Metabolism of orally administered Nicotinamide Riboside and Nicotinamide Mononucleotide in vivo
概要
Decreased nicotinamide adenine dinucleotide (NAD+) levels have been shown to contribute to aging and aging-associated diseases. Supplementation of NAD+ precursors, including nicotinamide riboside (NR) and nicotinamide mononucleotide (NMN) have been shown to provide beneficial effects in aging-associated diseases, such as obesity, diabetes, and Alzheimer’s disease by increasing tissue NAD+ levels. Although NR and NMN have demonstrated promising results in preclinical studies, the metabolic fates and pharmacokinetic profiles of orally administered NR and NMN in vivo are not fully understood. In the present study, I show that only a small portion of orally administrated NR and NMN is directly absorbed from the small intestine and contributes to NAD+ synthesis. Most of NR was hydrolyzed to nicotinamide (NAM) by bone marrow stromal cell antigen 1 (BST1) in the small intestine, and was further metabolized by the gut microbiota to nicotinic acid, contributing to generate NAD+ through the Preiss–Handler pathway. Furthermore, I report BST1 has a base-exchange activity against both NR and nicotinic acid riboside (NAR) to generate NAR and NR, respectively, connecting amidated and deamidated pathways.
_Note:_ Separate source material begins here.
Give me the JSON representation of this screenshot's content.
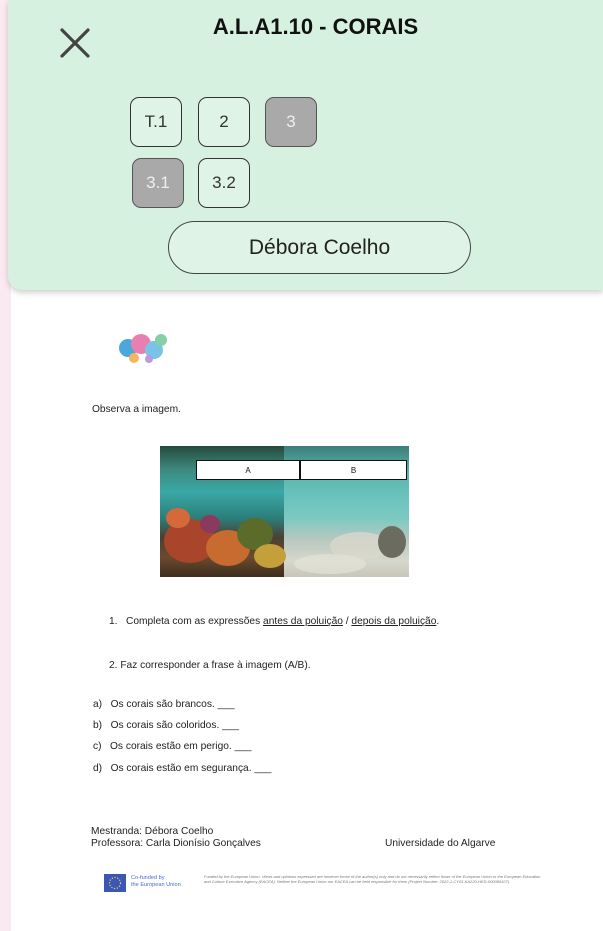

Similarly, orally administered NMN also undergoes gut microbiota-mediated deamidation producing deamidated metabolites, such as NAR and nicotinic acid mononucleotide (NAMN). Blockage of the Preiss-Handler pathway completely suppressed the rise of NAD+ levels in the liver during NMN oral administration. In conclusion, these results highlighted the new concept about NAD+ metabolism, and benefit to develop more efficient NAD+ supplementation therapy against aging and aging- associated diseases.